Countries in opposition the abolition of tampon tax

  • VAT is an important source of revenue for governments – and the reason why many countries still have a tampon tax. In countries belonging to the Organisation for Economic Co-operation and Development (OECD), VAT revenue represented 6.7% of their gross domestic product (GDP) in 2020.
  • VAT rates vary widely from country to country – from 5% in Canada to up to 27% in Hungary – and governments often have different definitions of what is considered an essential good that is exempted from the levy.
  • In nearly two dozen U.S. states, menstrual products still carry a general sales tax (GST) similar to VAT that is levied on all consumer goods and services.
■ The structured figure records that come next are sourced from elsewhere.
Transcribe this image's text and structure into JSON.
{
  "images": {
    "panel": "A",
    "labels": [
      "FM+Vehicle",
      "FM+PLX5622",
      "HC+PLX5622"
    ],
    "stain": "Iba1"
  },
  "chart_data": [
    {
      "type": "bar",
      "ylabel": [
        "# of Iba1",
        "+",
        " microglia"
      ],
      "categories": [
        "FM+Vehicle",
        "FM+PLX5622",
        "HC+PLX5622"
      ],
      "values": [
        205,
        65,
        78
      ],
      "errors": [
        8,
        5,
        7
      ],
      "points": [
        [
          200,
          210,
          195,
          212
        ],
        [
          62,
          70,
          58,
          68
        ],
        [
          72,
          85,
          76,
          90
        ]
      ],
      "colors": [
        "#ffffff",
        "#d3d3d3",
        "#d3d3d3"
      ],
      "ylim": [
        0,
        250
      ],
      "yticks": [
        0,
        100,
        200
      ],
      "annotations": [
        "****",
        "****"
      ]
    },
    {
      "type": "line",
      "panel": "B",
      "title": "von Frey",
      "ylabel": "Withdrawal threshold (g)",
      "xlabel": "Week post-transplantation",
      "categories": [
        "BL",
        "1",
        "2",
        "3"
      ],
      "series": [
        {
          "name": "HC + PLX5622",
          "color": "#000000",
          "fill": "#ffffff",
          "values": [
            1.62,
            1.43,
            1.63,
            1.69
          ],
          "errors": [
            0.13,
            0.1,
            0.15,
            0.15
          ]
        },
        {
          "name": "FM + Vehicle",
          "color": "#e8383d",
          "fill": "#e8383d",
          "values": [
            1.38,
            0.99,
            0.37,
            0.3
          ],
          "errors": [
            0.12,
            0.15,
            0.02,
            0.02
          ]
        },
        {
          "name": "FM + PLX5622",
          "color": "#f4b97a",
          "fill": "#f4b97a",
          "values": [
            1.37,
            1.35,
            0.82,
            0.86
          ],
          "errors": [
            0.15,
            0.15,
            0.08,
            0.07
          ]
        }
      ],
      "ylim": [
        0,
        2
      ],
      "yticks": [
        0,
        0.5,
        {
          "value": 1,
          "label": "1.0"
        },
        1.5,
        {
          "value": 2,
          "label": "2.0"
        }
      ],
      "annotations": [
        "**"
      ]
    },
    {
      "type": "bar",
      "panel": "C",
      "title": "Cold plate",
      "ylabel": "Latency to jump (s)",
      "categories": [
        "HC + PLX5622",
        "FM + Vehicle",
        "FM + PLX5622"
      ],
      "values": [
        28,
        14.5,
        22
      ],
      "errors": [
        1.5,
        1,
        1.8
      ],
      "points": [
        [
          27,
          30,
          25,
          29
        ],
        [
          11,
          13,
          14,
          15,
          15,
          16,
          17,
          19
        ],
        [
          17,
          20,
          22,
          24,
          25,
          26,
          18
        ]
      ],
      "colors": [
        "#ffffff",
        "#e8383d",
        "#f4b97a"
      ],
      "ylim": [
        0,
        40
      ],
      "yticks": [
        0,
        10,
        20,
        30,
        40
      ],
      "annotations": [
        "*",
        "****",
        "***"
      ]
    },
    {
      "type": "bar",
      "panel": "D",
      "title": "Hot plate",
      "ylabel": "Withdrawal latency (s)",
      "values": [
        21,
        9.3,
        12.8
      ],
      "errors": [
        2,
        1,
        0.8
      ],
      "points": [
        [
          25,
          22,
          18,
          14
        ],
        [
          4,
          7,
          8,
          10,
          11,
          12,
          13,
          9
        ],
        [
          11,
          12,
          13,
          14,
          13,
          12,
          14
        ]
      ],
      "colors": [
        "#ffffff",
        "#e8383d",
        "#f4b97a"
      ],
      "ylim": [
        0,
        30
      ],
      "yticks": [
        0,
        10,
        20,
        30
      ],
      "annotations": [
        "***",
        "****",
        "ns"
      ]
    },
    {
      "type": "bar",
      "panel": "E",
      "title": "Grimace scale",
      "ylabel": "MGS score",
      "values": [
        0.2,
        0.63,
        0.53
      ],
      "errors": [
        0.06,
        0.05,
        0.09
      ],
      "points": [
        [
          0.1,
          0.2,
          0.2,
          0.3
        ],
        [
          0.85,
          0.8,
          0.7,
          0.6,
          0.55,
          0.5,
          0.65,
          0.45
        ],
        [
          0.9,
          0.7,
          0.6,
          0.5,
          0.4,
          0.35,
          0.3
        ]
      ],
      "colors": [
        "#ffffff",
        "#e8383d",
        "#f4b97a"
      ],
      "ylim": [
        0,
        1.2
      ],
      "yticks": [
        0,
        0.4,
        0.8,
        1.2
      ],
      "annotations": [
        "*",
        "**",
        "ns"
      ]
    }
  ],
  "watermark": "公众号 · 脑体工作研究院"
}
Taxes on menstrual products in India

  • In India, menstrual products like sanitary pad and tampon were being taxed at more than 12%.
  • The Indian government has decided to scrap a 12% tax on the feminine hygiene products tax imposed on sanitary pads in an effort to make menstrual hygiene products accessible to all.
  • Levy "includes the power of detention and seizure by any means". Normally, the IRS does not need a court's permission to levy a tax.

Way forward

  • In the United States, there is growing political will to repeal the sales tax in states where it is widespread, such as Texas, where a bill to scrap it won preliminary approval in March.